Hard surfaces, such as driveways, parking lots and buildings interrupt the natural water cycle by preventing rain water from soaking into the ground and creating heat sinks, warming up our cities. By removing pavement and replacing it with native plants, trees and shrubs we are increasing the infiltration rate, recharging our groundwater supply, and cooling our neighbourhoods.

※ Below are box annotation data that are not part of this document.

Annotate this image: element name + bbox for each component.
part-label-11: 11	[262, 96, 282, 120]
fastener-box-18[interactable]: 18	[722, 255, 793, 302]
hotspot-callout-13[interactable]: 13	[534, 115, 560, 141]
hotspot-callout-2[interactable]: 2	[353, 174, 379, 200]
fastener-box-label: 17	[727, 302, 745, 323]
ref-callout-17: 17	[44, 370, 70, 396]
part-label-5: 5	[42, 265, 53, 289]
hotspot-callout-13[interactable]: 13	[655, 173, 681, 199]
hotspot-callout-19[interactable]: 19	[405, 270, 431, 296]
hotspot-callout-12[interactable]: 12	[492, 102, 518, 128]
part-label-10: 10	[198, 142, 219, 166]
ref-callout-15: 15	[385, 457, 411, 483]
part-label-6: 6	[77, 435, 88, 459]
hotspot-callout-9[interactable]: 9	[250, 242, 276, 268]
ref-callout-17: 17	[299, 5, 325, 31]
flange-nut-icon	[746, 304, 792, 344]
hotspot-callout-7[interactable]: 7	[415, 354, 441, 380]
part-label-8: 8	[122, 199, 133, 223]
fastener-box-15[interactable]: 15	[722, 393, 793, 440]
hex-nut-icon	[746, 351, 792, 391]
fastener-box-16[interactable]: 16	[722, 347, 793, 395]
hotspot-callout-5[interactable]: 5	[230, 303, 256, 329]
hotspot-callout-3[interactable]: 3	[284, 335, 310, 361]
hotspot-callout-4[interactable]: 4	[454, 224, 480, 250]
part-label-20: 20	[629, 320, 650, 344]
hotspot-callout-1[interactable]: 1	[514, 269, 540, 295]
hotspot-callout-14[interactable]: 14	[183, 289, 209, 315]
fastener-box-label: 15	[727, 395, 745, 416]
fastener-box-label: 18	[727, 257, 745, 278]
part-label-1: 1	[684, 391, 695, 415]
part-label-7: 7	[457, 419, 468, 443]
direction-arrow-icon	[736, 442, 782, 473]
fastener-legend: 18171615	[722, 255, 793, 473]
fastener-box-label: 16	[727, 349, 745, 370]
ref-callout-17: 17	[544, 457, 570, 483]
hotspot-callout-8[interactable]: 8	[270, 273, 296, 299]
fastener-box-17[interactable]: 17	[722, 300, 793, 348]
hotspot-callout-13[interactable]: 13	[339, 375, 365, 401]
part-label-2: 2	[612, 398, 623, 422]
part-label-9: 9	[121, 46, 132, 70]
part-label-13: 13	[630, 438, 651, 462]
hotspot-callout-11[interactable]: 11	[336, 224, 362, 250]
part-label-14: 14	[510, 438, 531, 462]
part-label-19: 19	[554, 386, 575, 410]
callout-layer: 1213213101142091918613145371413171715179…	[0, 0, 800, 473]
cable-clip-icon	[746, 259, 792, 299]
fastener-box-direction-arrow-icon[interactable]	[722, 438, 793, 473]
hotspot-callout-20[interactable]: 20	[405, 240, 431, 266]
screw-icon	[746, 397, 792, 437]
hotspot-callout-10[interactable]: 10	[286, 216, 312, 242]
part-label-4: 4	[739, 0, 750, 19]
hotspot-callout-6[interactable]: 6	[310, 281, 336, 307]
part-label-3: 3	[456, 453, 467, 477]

What is Stormwater? Stormwater is the rain or snow that falls on cities and towns and eventually washes into our storm drains. Along the way it picks up a host of toxic chemicals, bacteria, and contaminants. Think about everything you find on the pavement: oil and grease, pet waste, litter, salt in winter. These things all mix with the water that then proceeds to flow through our drains, untreated, back into rivers and lakes. Visit www.raincommunitysolutions.ca to learn more about stormwater.
From Pavement to Paradise
Pavement is an impermeable surface, so all the water that hits it eventually flows off of it, usually into municipal stormwater systems. By removing pavement and creating gardens, polluted run-off is reduced, since gardens are permeable and absorb rainwater as it falls. Eventually this water soaks back into groundwater aquifers, giving us more clean drinking water. Plants also absorb carbon dioxide, and access to green spaces have been proven to be good for mental health.